Rivista "IBC" XII, 2004, 1
territorio e beni architettonici-ambientali / immagini, mostre e rassegne, pubblicazioni
Ezio Raimondi scrive a proposito di Dino Campana che "la solitudine dei poeti invita sempre, alla fine, alla solidarietà dei lettori". L'esperienza radicale e sofferta della poesia di Campana, ma è il caso di tutti i grandi poeti, si trasforma così nella possibilità di una rivelazione aperta e condivisa. Ma c'è di più: l'avventura esistenziale del poeta di Marradi, con le sue euforie e i suoi cupori, con la tragedia che la conclude, esercita un fascino potente, invita i lettori appassionati ad una sorta di immedesimazione. Nel numero 3/2003 di "IBC" abbiamo presentato un bel libro di Giovanni Cenacchi che proponeva una serie di itinerari nei luoghi campaniani per eccellenza, le valli e le coste dell'appennino tosco-romagnolo, un approccio alla poesia di Campana ritmato senza mediazioni sulla fisicità del camminare, dei passi e del respiro. A quel libro e a quel tipo particolare di esperienza si collega idealmente il libro fotografico di Giovanni Zaffagnini, catalogo della mostra che, nel maggio 2003, ha accompagnato le celebrazioni campaniane a Faenza e che è poi approdata a Fusignano, prima tappa di un percorso che speriamo lungo.
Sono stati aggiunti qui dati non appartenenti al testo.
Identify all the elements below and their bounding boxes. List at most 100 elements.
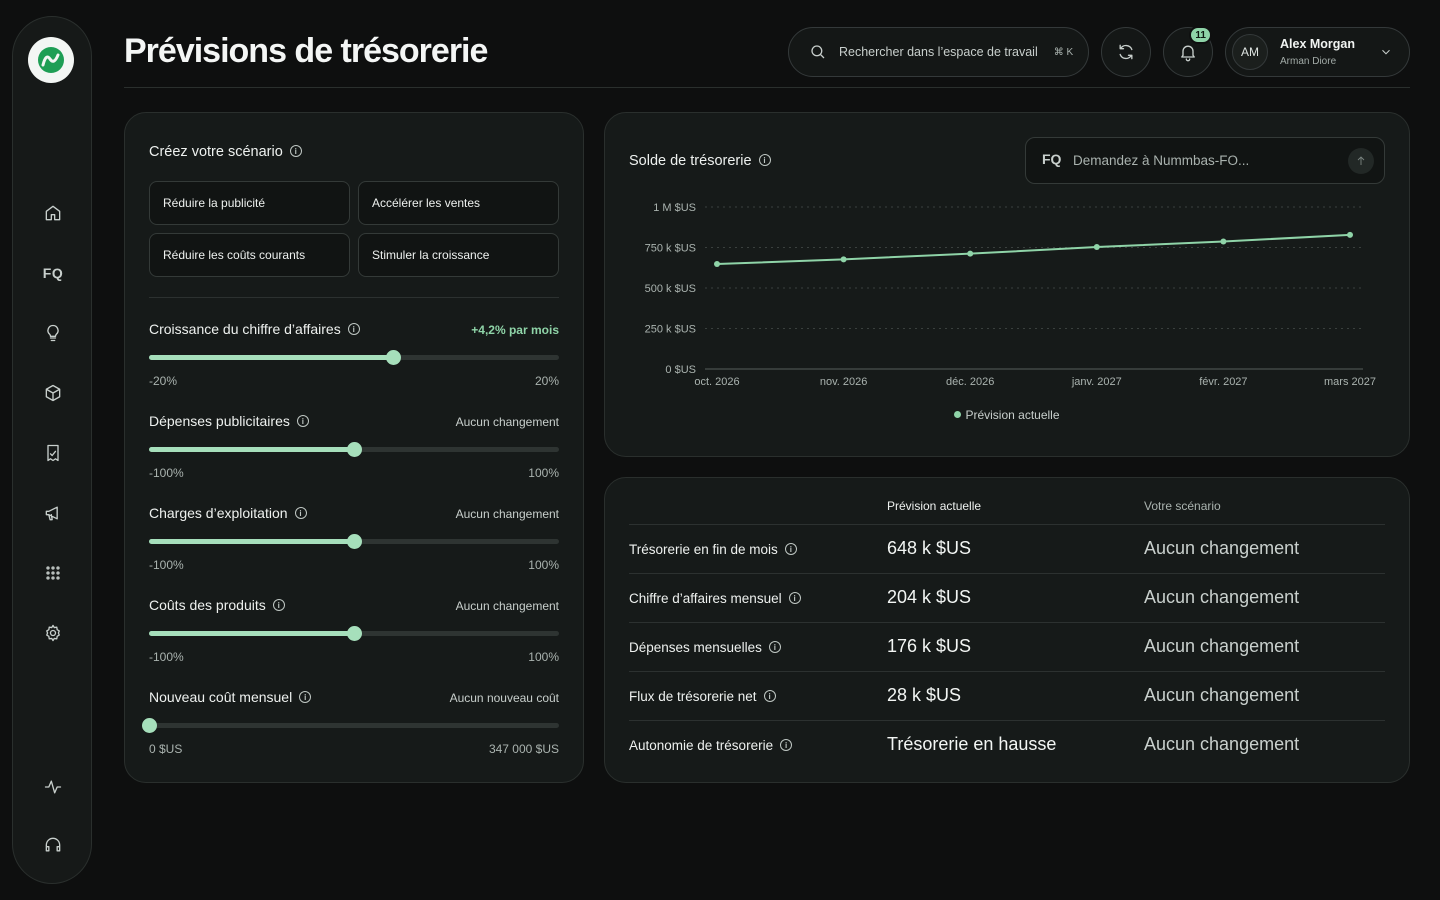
scenario-button-reduce-costs[interactable]: Réduire les coûts courants [149, 233, 350, 277]
notifications-button[interactable]: 11 [1163, 26, 1213, 77]
slider-fill [149, 631, 354, 636]
slider-block: Coûts des produits i Aucun changement -100%… [149, 597, 559, 677]
row-scenario-value: Aucun changement [1144, 587, 1300, 607]
slider-label: Coûts des produits i [149, 597, 285, 613]
sidebar: FQ [12, 16, 92, 884]
x-tick-label: nov. 2026 [820, 376, 868, 388]
info-icon[interactable]: i [768, 641, 781, 654]
legend-dot [954, 411, 962, 419]
user-menu[interactable]: AM Alex Morgan Arman Diore [1225, 27, 1410, 77]
gear-icon [46, 624, 60, 642]
slider-label: Charges d’exploitation i [149, 505, 307, 521]
slider-thumb[interactable] [347, 442, 362, 457]
row-label: Chiffre d’affaires mensuel i [629, 591, 801, 606]
cube-icon [45, 384, 61, 402]
slider-thumb[interactable] [385, 350, 401, 365]
slider-track[interactable] [149, 442, 559, 457]
row-label: Dépenses mensuelles i [629, 640, 781, 655]
slider-label-text: Croissance du chiffre d’affaires [149, 321, 341, 337]
slider-max: 100% [528, 466, 559, 480]
scenario-button-accelerate-sales[interactable]: Accélérer les ventes [358, 181, 559, 225]
info-icon[interactable]: i [299, 691, 312, 704]
nav-fq[interactable]: FQ [37, 257, 69, 289]
scenario-button-boost-growth[interactable]: Stimuler la croissance [358, 233, 559, 277]
cash-balance-chart: 0 $US 250 k $US 500 k $US 750 k $US 1 M $US o… [645, 202, 1376, 388]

Anche Zaffagnini, fotografo da tempo dedito all'esplorazione del paesaggio ed esponente significativo di quella "scuola" italiana che ha tra i suoi padri fondatori Luigi Ghirri e Guido Guidi, intreccia il suo personale percorso visivo e mentale a quello di Dino Campana, ricostruendo, non semplicemente illustrando o descrivendo, i luoghi del poeta, quel paesaggio fisico e mentale che, in modo potente, è contesto e oggetto della poesia campaniana. Non a caso il titolo del libro è Io vidi e quell'io è in sostanza un io duplice, l'io dell'autore e l'io del lettore, percorsi paralleli di esperienza e di visione, uno sulle tracce dell'altro.
Dice ancora Raimondi nella prefazione al volume: "In fondo quando un poeta passa attraverso i luoghi questi conservano per sempre la sua voce, la sua cadenza, il suo modo di sentire, di rendere esistenziale ciò che sembra pacifico e indifferente e che in parte è anche in noi, nella profondità del nostro essere". Con immagini semplici, severe, ma sottilmente misteriose, Zaffagnini propone il suo percorso sulle tracce del poeta viandante: Faenza, Marradi e l'Appennino. Le immagini della città e del paese d'origine sono riprese al crepuscolo, nel momento sospeso tra giorno e notte preferito da Campana, mentre l'Appennino (Monte Filetto, Campigno, Valdervè) si distende con i suoi orizzonti e la sua bellezza scabra in piena luce.
Le citazioni campaniane sono riportate in fondo al volume in modo da non sovrapporsi con troppa forza alla suggestione delle immagini. Il percorso visivo, ritmato su sequenze e ripetizioni che duplicano le modalità interne della poesia di Campana, si conclude con una sequenza emozionante introdotta da una citazione, "Mi ruppero talmente la testa che io perdei la vena poetica": sono quattro immagini di Campigno che a poco a poco scuriscono; l'ultima ormai buia e indecifrabile. La perdita della vena poetica è la perdita della possibilità di vedere in profondità.
G. Zaffagnini, Io vidi. Il paesaggio nella poesia di Dino Campana,
Ravenna, Longo Editore, 2003, 64 p., _ 20,00.